Are we need a gothic English keyboard layout?

Thomas Lübking thomas.luebking at gmail.com
Wed Aug 27 03:44:46 PDT 2014


On Mittwoch, 27. August 2014 12:25:32 CEST, Hi-Angel wrote:
>> Hardly. Those are mathemtical symbols and *not* for text at all.
> Also it's no way "Fraktur"[1] and the only two fraktur additions in unicode
> are u+017f and u+2e17 (special german fraktur letters/symbols that are not
> in use in latin, u+017f is a "soft" "s".
>
> Why do you think that it isn't for a text?
Because text is either written in latin, kyrillic, hirigana/katagana, hanzi, .... not in mathematical symbols.

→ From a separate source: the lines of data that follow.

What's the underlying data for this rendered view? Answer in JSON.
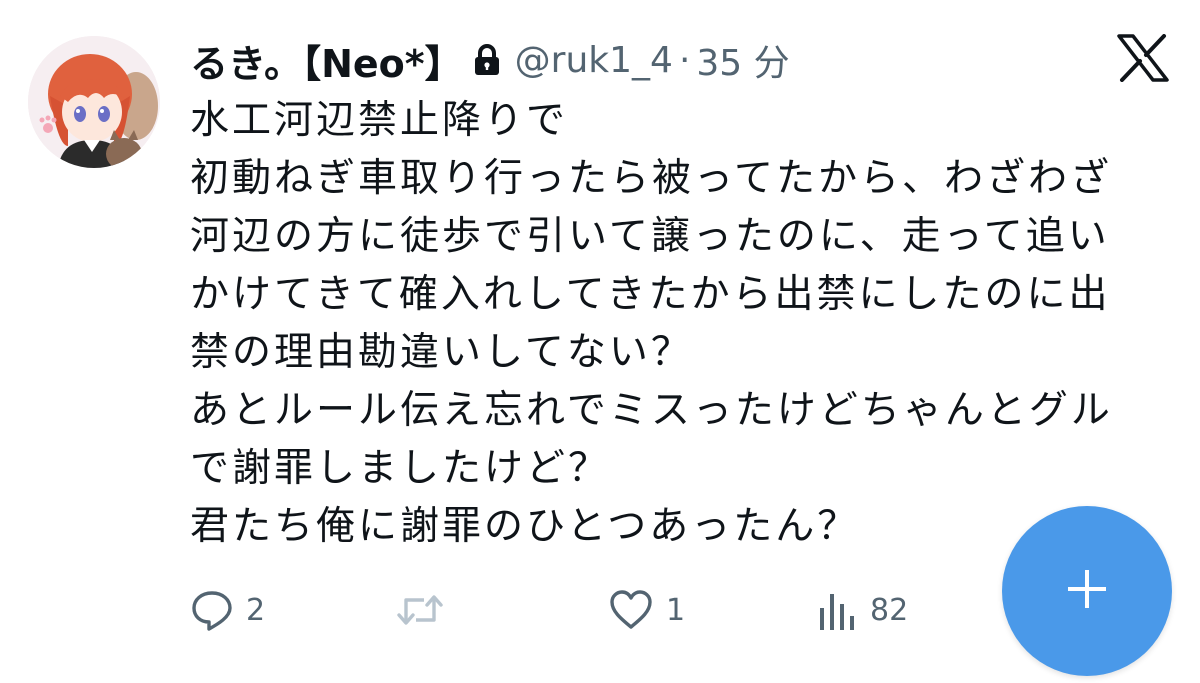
{
  "tweet": {
    "display_name": "るき。【Neo*】",
    "handle": "@ruk1_4",
    "separator": "·",
    "time": "35 分",
    "lines": [
      "水工河辺禁止降りで",
      "初動ねぎ車取り行ったら被ってたから、わざわざ",
      "河辺の方に徒歩で引いて譲ったのに、走って追い",
      "かけてきて確入れしてきたから出禁にしたのに出",
      "禁の理由勘違いしてない？",
      "あとルール伝え忘れでミスったけどちゃんとグル",
      "で謝罪しましたけど？",
      "君たち俺に謝罪のひとつあったん？"
    ]
  },
  "actions": {
    "reply_count": "2",
    "retweet_count": "",
    "like_count": "1",
    "views_count": "82"
  },
  "icons": {
    "lock": "lock-icon",
    "x_logo": "x-logo-icon",
    "reply": "reply-icon",
    "retweet": "retweet-icon",
    "like": "heart-icon",
    "views": "bar-chart-icon",
    "compose": "plus-icon"
  },
  "colors": {
    "text": "#0f1419",
    "muted": "#536471",
    "retweet_muted": "#b8c4ce",
    "fab": "#4a99e9",
    "fab_icon": "#ffffff"
  }
}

It may randomly look like text, but the content is actually just "meaningless" (out of context)

> And why does you decided that it is not Fraktur…?
1. I'm German.
2. I've read more than a dozen books in Fraktur
3. The unicode characters look *nothing* like Fraktur (that explicitly means the WP example) in my current system font (Adobe Sans Pro) - and I can not recall them to look like that in any of my math books either.

> Well, then it is a problem of an outdated font.
You mean like 98% of all fonts available?
Hint: the system usually completes missing chars from some substitute/default font.

> I can suppose that some old sites isn't using it.
1. "The internet" != "html"
2. *every* html page that does not explicitly have <meta charset="utf8"> is to be considered latin-1
3. MS uses UTF-16 on the system and happily exports windows-125* from word or whatever the last idiot uses to create a webpage.

If you want a fraktur look, write latin-1, using a Fraktur font.